Have you ever wanted to do something you knew was dangerous? Dangerous enough maybe to kill you?
That’s where Scarlett Thomas put Ariel Mato, lusting after a book which “was known” to have killed those who read it. Not only lusting, but by page ten, buying the book. Reader, it’s in her hands.
The title of this literary temptation is The End of Mr. Y, and as you’ve already noticed it’s also the title of Thomas’s novel.
One way to categorize this novel is as a mystery: what happens when Ariel reads Thomas E. Lumas’s novel? Because, of course, you know she’s going to do it, wouldn’t you?
It’s also an intellectual novel, exploring at length in dialogue and narration, philosophy and the philosophy of quantum physics.
I think about Heidegger again, and realize there’s so much I don’t know. From what I can remember, Heidegger’s special word for consciousness (or, at least, the kind of consciousness that most humans seem to have) is Dasein literally a kind of being that is able to ask questions about its own being. For Heidegger, being cannot be considered without the idea of time. You can only be present in the present, and therefore only exist in the sense you exist in time. Dasein can recognize and theorize about its own being. It can wonder, Why am I here? Why do I exist? And what is existence, anyway?” And Dasein is therefore constructed out of language: logos, that which signifies….

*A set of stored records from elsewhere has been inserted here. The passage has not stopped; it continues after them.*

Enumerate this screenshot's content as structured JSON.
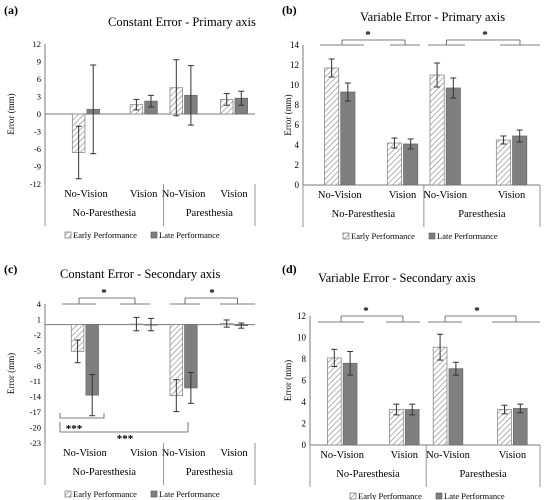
{
  "panels": [
    {
      "letter": "(a)",
      "title": "Constant Error - Primary axis",
      "ylabel": "Error (mm)",
      "ylim": [
        -12,
        12
      ],
      "yticks": [
        12,
        9,
        6,
        3,
        0,
        -3,
        -6,
        -9,
        -12
      ],
      "groups": [
        "No-Vision",
        "Vision",
        "No-Vision",
        "Vision"
      ],
      "outer_groups": [
        "No-Paresthesia",
        "Paresthesia"
      ],
      "legend": [
        "Early Performance",
        "Late Performance"
      ],
      "significance": []
    },
    {
      "letter": "(b)",
      "title": "Variable Error - Primary axis",
      "ylabel": "Error (mm)",
      "ylim": [
        0,
        14
      ],
      "yticks": [
        14,
        12,
        10,
        8,
        6,
        4,
        2,
        0
      ],
      "groups": [
        "No-Vision",
        "Vision",
        "No-Vision",
        "Vision"
      ],
      "outer_groups": [
        "No-Paresthesia",
        "Paresthesia"
      ],
      "legend": [
        "Early Performance",
        "Late Performance"
      ],
      "significance": [
        "*",
        "*"
      ]
    },
    {
      "letter": "(c)",
      "title": "Constant Error - Secondary axis",
      "ylabel": "Error (mm)",
      "ylim": [
        -23,
        4
      ],
      "yticks": [
        4,
        1,
        -2,
        -5,
        -8,
        -11,
        -14,
        -17,
        -20,
        -23
      ],
      "groups": [
        "No-Vision",
        "Vision",
        "No-Vision",
        "Vision"
      ],
      "outer_groups": [
        "No-Paresthesia",
        "Paresthesia"
      ],
      "legend": [
        "Early Performance",
        "Late Performance"
      ],
      "significance": [
        "*",
        "*",
        "***",
        "***"
      ]
    },
    {
      "letter": "(d)",
      "title": "Variable Error - Secondary axis",
      "ylabel": "Error (mm)",
      "ylim": [
        0,
        12
      ],
      "yticks": [
        12,
        10,
        8,
        6,
        4,
        2,
        0
      ],
      "groups": [
        "No-Vision",
        "Vision",
        "No-Vision",
        "Vision"
      ],
      "outer_groups": [
        "No-Paresthesia",
        "Paresthesia"
      ],
      "legend": [
        "Early Performance",
        "Late Performance"
      ],
      "significance": [
        "*",
        "*"
      ]
    }
  ],
  "chart_data": [
    {
      "type": "bar",
      "title": "Constant Error - Primary axis",
      "xlabel": "",
      "ylabel": "Error (mm)",
      "ylim": [
        -12,
        12
      ],
      "categories": [
        "No-Paresthesia No-Vision",
        "No-Paresthesia Vision",
        "Paresthesia No-Vision",
        "Paresthesia Vision"
      ],
      "series": [
        {
          "name": "Early Performance",
          "values": [
            -6.6,
            1.6,
            4.5,
            2.5
          ],
          "errors": [
            4.5,
            0.9,
            4.8,
            1.0
          ]
        },
        {
          "name": "Late Performance",
          "values": [
            0.8,
            2.2,
            3.2,
            2.7
          ],
          "errors": [
            7.6,
            1.0,
            5.1,
            1.2
          ]
        }
      ],
      "grid": false,
      "legend_position": "bottom"
    },
    {
      "type": "bar",
      "title": "Variable Error - Primary axis",
      "xlabel": "",
      "ylabel": "Error (mm)",
      "ylim": [
        0,
        14
      ],
      "categories": [
        "No-Paresthesia No-Vision",
        "No-Paresthesia Vision",
        "Paresthesia No-Vision",
        "Paresthesia Vision"
      ],
      "series": [
        {
          "name": "Early Performance",
          "values": [
            11.7,
            4.2,
            11.0,
            4.5
          ],
          "errors": [
            0.9,
            0.5,
            1.2,
            0.4
          ]
        },
        {
          "name": "Late Performance",
          "values": [
            9.3,
            4.1,
            9.7,
            4.9
          ],
          "errors": [
            0.9,
            0.5,
            1.0,
            0.6
          ]
        }
      ],
      "grid": false,
      "legend_position": "bottom"
    },
    {
      "type": "bar",
      "title": "Constant Error - Secondary axis",
      "xlabel": "",
      "ylabel": "Error (mm)",
      "ylim": [
        -23,
        4
      ],
      "categories": [
        "No-Paresthesia No-Vision",
        "No-Paresthesia Vision",
        "Paresthesia No-Vision",
        "Paresthesia Vision"
      ],
      "series": [
        {
          "name": "Early Performance",
          "values": [
            -5.2,
            0.1,
            -13.8,
            0.2
          ],
          "errors": [
            2.2,
            1.3,
            3.1,
            0.7
          ]
        },
        {
          "name": "Late Performance",
          "values": [
            -13.7,
            0.0,
            -12.3,
            -0.2
          ],
          "errors": [
            4.0,
            1.2,
            3.0,
            0.5
          ]
        }
      ],
      "grid": false,
      "legend_position": "bottom"
    },
    {
      "type": "bar",
      "title": "Variable Error - Secondary axis",
      "xlabel": "",
      "ylabel": "Error (mm)",
      "ylim": [
        0,
        12
      ],
      "categories": [
        "No-Paresthesia No-Vision",
        "No-Paresthesia Vision",
        "Paresthesia No-Vision",
        "Paresthesia Vision"
      ],
      "series": [
        {
          "name": "Early Performance",
          "values": [
            8.1,
            3.3,
            9.1,
            3.3
          ],
          "errors": [
            0.8,
            0.5,
            1.2,
            0.4
          ]
        },
        {
          "name": "Late Performance",
          "values": [
            7.6,
            3.3,
            7.1,
            3.4
          ],
          "errors": [
            1.1,
            0.5,
            0.6,
            0.4
          ]
        }
      ],
      "grid": false,
      "legend_position": "bottom"
    }
  ]
}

"Imagine that some mutation happens in our computer simulation. The little characters become conscious. Now what would their thoughts be made of?"
I visualize my laptop sitting on a desk, with this game playing out on it. I imagine what it would be like o be one of these digital, binary characters. How many dimensions would you be aware of? How would you interact with other characters? I think about what this world is made of—basically zeros and ones—and then I realize that in this little world everything would be zeros and ones. The little characters may not be able to see them, but everything, including their thought, would be made from the same thing.
“Their thoughts would be made from the same code their world is made from,” I say to Lura. “Zeros and ones.”
Yes, very good. Yes—if it was a contemporary silican machine, which would obviously be coded in binary.
So it would be up quarks and down quarks, if it was a quantum computer.”
Now she smiles. “You do know something about science,” she says. “Except you’re not quite right. Up and down quarks are still a binary system. The whole point of quantum computing is that the quarks can be in a combination of different states, and can therefore carry out more than one calculation at once.”
But I’m already feeling sick, because I think I know where this is going.
“Now tell me,” she says. “The grass and trees in our binary world. What are they made from?”
“Zeros and ones,” I say.
“And the houses, and the water and the air?”
“Zeros and ones.”
"And what happens to thoughts in this world once it has happened? Does it
disappear?"
"It gets stores on the hard drive." I pause, thinking about temporary caches and the difference between RAM and ROM. "Does it?"
Don’t despair; it’s also an action novel with plenty of chase scenes in both dimensions.
It’s also a novel of speculative fiction because Thomas creates a detailed new dimension she’s abstracted from those philosophies and places her protagonist, Ariel, (and others) in it.
Not to forget a romance: love at first sight, the approved male, an ex-priest, who at one point even appears deus-ex-machina-like. And a porno-ish novel with some graphic “dirty sex,” of an S & M persuasion, about which Ariel, who also has been addicted to cutting herself, feels both guilt and shame but can’t leave alone because she enjoys it, which makes her feel more guilty still.
But do not expect Ariel to be a piece of street scum. She’s a university-educated young woman whose earned her doctorate and is working on her doctoral thesis, driven by a must-scratch curiosity about the fictional novel; its author and her thesis supervisor, Saul Burlem, who first put her on Lumas’s trail, both disappeared.
So now here I am, unsupervised, like an experiment with no observer—Fleming’s plate of mold, perhaps, or an uncollapsed wave function—and what am I doing? I’m reading Lumas. I’m reading The End of Mr. Y, for God’s sake. Fuck you, Burlem.
Thomas reminds me of Richard Powers. She’s not as lyrical or plum-pudding filled with literary quotations and allusions, but like Powers’ Galatea 2.2 and Plowing the Dark, The End of Mr. Y seems to have been created for the purpose of making real (in fiction) her intellectual constructs and imaginary world. Much more than from its romance or sex, Scarlett Thomas is turned on by words.
No fan of philosophy, I had a grim time hanging in there through long discourses on Heidegger and gang, but the adventure’s delight and her constructed world was worth it, like those camping trips in which it rained, but what but what lures you back was the adventure, the thrill of doing.
Try it. At the very least you’ll find it amazing and memorable.